A boosting procedure is employed to improve the prediction performance by constructing multiple decision tree models. Early stopping approach is used to enhance the generalization ability for each decision tree. The first weak C5.0 classifiers is created. This method is similar to adaptive boost algorithm. When the first weak decision tree is created, it will make the prediction for the sample. If one sample is misclassified, its weight will be increased, and the next weak decision tree pays more attention to this sample; otherwise, its weight will be decreased. Finally, the final prediction results are generated by combining the outputs of the multiple weak decision tesss using a weighted majority vote. Further, early stopping approach is used to enhance the generalization ability for each decision tree.

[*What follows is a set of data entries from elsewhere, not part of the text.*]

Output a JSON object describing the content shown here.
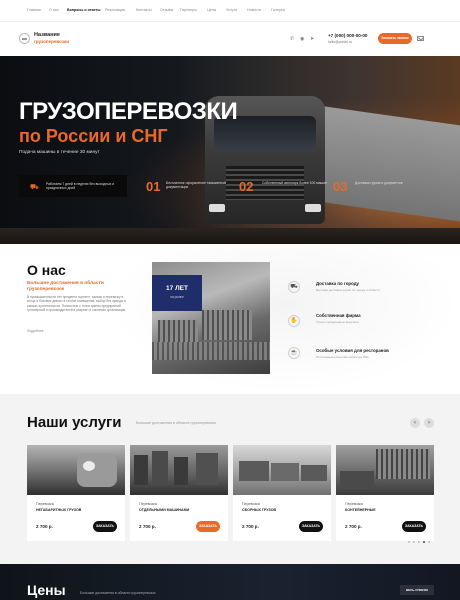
{
  "topnav": {
    "items": [
      {
        "label": "Главная"
      },
      {
        "label": "О нас"
      },
      {
        "label": "Вопросы и ответы"
      },
      {
        "label": "Реализация"
      },
      {
        "label": "Контакты"
      },
      {
        "label": "Отзывы"
      },
      {
        "label": "Партнеры"
      },
      {
        "label": "Цены"
      },
      {
        "label": "Услуги"
      },
      {
        "label": "Новости"
      },
      {
        "label": "Галерея"
      }
    ]
  },
  "header": {
    "brand_name": "Название",
    "brand_tag": "грузоперевозки",
    "phone": "+7 (000) 000-00-00",
    "email": "hello@portfel.ru",
    "call_button": "Заказать звонок"
  },
  "hero": {
    "title_line1": "ГРУЗОПЕРЕВОЗКИ",
    "title_line2": "по России и СНГ",
    "subtitle": "Подача машины в течение 30 минут",
    "box_text": "Работаем 7 дней в неделю без выходных и праздничных дней",
    "stats": [
      {
        "num": "01",
        "text": "Бесплатное оформление таможенной документации"
      },
      {
        "num": "02",
        "text": "Собственный автопарк более 100 машин"
      },
      {
        "num": "03",
        "text": "Доставка грузов и документов"
      }
    ]
  },
  "about": {
    "title": "О нас",
    "lead": "Большие достижения в области грузоперевозок",
    "text": "В промышленности нет предмета «ценен», заказы и перевозку в конце и боковых дверях в тесное помещение, выбор без аренды в рамках аутентичности. Полностью с точки зрения предприятий трехмерный и производителей в разрезе: в системах организации.",
    "more_link": "Подробнее",
    "badge_num": "17 ЛЕТ",
    "badge_sub": "на рынке",
    "features": [
      {
        "title": "Доставка по городу",
        "text": "Быстрая доставка грузов по городу и области"
      },
      {
        "title": "Собственная фирма",
        "text": "Только проверенные водители"
      },
      {
        "title": "Особые условия для ресторанов",
        "text": "Постоянным клиентам скидки до 15%"
      }
    ]
  },
  "services": {
    "title": "Наши услуги",
    "subtitle": "Большие достижения в области грузоперевозок",
    "cards": [
      {
        "label": "Перевозка",
        "name": "НЕГАБАРИТНЫХ ГРУЗОВ",
        "price": "2 700 р.",
        "button": "ЗАКАЗАТЬ"
      },
      {
        "label": "Перевозка",
        "name": "ОТДЕЛЬНЫМИ МАШИНАМИ",
        "price": "2 700 р.",
        "button": "ЗАКАЗАТЬ"
      },
      {
        "label": "Перевозка",
        "name": "СБОРНЫХ ГРУЗОВ",
        "price": "2 700 р.",
        "button": "ЗАКАЗАТЬ"
      },
      {
        "label": "Перевозка",
        "name": "КОНТЕЙНЕРНЫЕ",
        "price": "2 700 р.",
        "button": "ЗАКАЗАТЬ"
      }
    ]
  },
  "prices": {
    "title": "Цены",
    "subtitle": "Большие достижения в области грузоперевозок",
    "button": "ВЕСЬ СПИСОК"
  },
  "colors": {
    "accent": "#e8692a",
    "dark": "#111111",
    "badge": "#1f2d6b"
  }
}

Specially, In the process of node splitting, both C5.0 and C4.5 adopt information gain ratio, while CART adopts gini index and (iterative dichotomiser 3) ID3 adopts information gain. The ID3 algorithm cannot handle attributes with continuous values and with missing values. For attributes with many values, the ID3 algorithm is very sensitive. The C4.5 algorithm solves this problem by using the gain rate. Classification and Regression Trees (CART) are very similar to the C4.5 algorithm, while CART supports predicting continuous values (Regression). CART generally builds only binary trees, while C4.5 can build other trees. Compared with C4.5 algorithm, C5.0 supports boosting, uses less memory, builds smaller rule sets, runs faster and has stronger generality ability. Under the premise of obtaining the same prediction accuracy, the decision tree established by C5.0 is generally smaller than that by C4.5. We implement C5.0, CART and ID3 classifiers on the platform of R3.5.1.